Protesters hold candles during a demonstration for the regularisation of migrants at the occasion of the International Migrants Day, on December 18, in Paris. (Photo by THOMAS COEX / AFP) (Photo by THOMAS COEX/AFP via Getty Images)
THOMAS COEX/AFP via Getty Images

A survey measuring the fraternity between residents of France has revealed that 71 per cent of French think there has been enough immigration and have no desire to see more.

The 2021 Fraternity Barometer, which was conducted by the polling firm Ifop and le Labo de la Fraternité, is the third survey designed to measure the value of fraternity in the country.

Eric Thugez, the spokesperson for the Labo de la Fraternité, spoke to newspaper Le Parisien on the results of the latest survey, saying: “the study reflects a rather stiff general discourse vis-à-vis the migratory phenomenon, while this is the first year that we have tested this subject.”

The polling reveals that 71 per cent of French believe that the country has taken in enough immigrants and do not have a desire to see more let into the country. 64 per cent said that France should no longer accept refugees as they were increasing the risk of terrorism in France.

François Legrand, who works at the Business Opinion and Strategy department of Ifop, said that on an individual level French people are quite open, but are less open to immigration when it is considered on a national level.

Despite 85 per cent of the respondents claiming that diversity was a “good thing”, 74 per cent said that diversity creates problems and conflicts in society.

The result of the survey comes just days after former Brexit negotiator Michel Barnier shocked many by proposing that France suspend all immigration for the next three to five years.

“There is a risk of an explosion, particularly on the topic of immigration,” Baniuer said.

“We need to introduce a moratorium on immigration.
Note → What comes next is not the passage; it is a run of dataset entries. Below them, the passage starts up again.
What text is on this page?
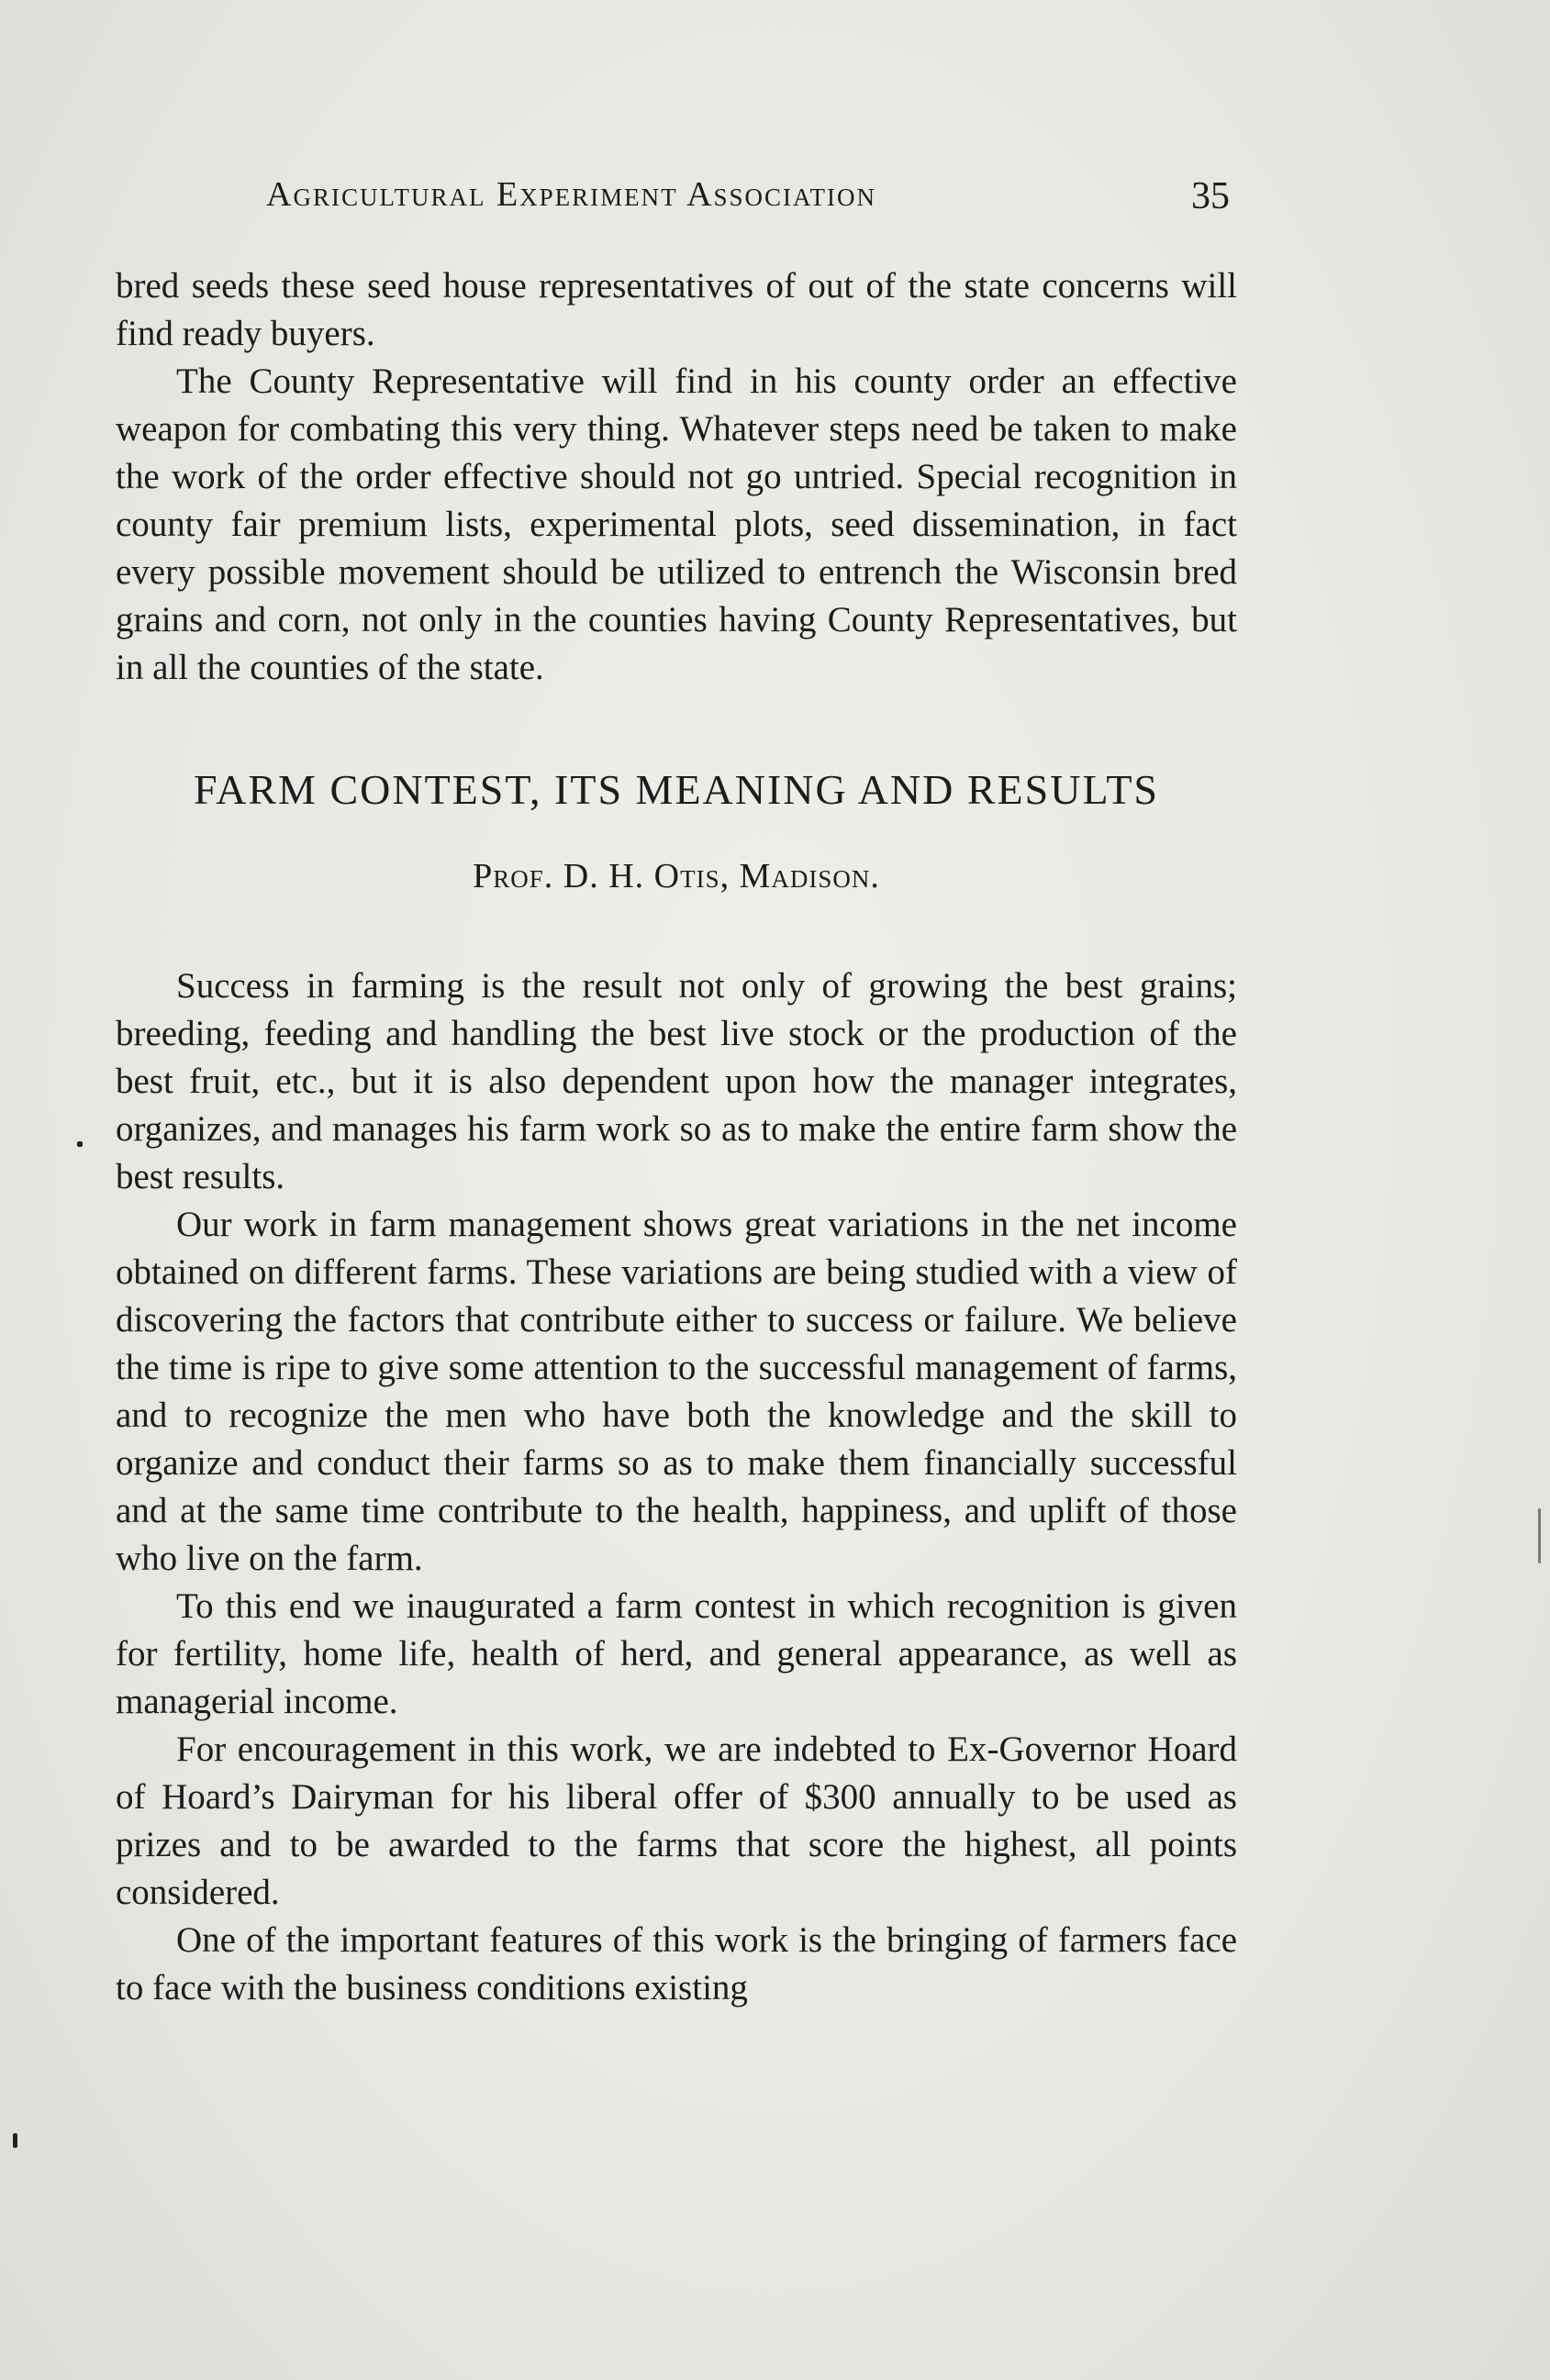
Agricultural Experiment Association	35

bred seeds these seed house representatives of out of the state concerns will find ready buyers.

The County Representative will find in his county order an effective weapon for combating this very thing. Whatever steps need be taken to make the work of the order effective should not go untried. Special recognition in county fair premium lists, experimental plots, seed dissemination, in fact every possible movement should be utilized to entrench the Wisconsin bred grains and corn, not only in the counties having County Representatives, but in all the counties of the state.

FARM CONTEST, ITS MEANING AND RESULTS
Prof. D. H. Otis, Madison.

Success in farming is the result not only of growing the best grains; breeding, feeding and handling the best live stock or the production of the best fruit, etc., but it is also dependent upon how the manager integrates, organizes, and manages his farm work so as to make the entire farm show the best results.

Our work in farm management shows great variations in the net income obtained on different farms. These variations are being studied with a view of discovering the factors that contribute either to success or failure. We believe the time is ripe to give some attention to the successful management of farms, and to recognize the men who have both the knowledge and the skill to organize and conduct their farms so as to make them financially successful and at the same time contribute to the health, happiness, and uplift of those who live on the farm.

To this end we inaugurated a farm contest in which recognition is given for fertility, home life, health of herd, and general appearance, as well as managerial income.

For encouragement in this work, we are indebted to Ex-Governor Hoard of Hoard’s Dairyman for his liberal offer of $300 annually to be used as prizes and to be awarded to the farms that score the highest, all points considered.

One of the important features of this work is the bringing of farmers face to face with the business conditions existing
We need to take time to evaluate, check and if necessary, change our immigration policies.”

Some have compared Barnier’s new stance to that of populist National Rally leader Marine Le Pen and there has been speculation that Barnier might also run for the French presidency next year.

Polls, however, show that currently Marine Le Pen and incumbent President Emmanuel Macron are the favourites to reach a second-round run-off vote.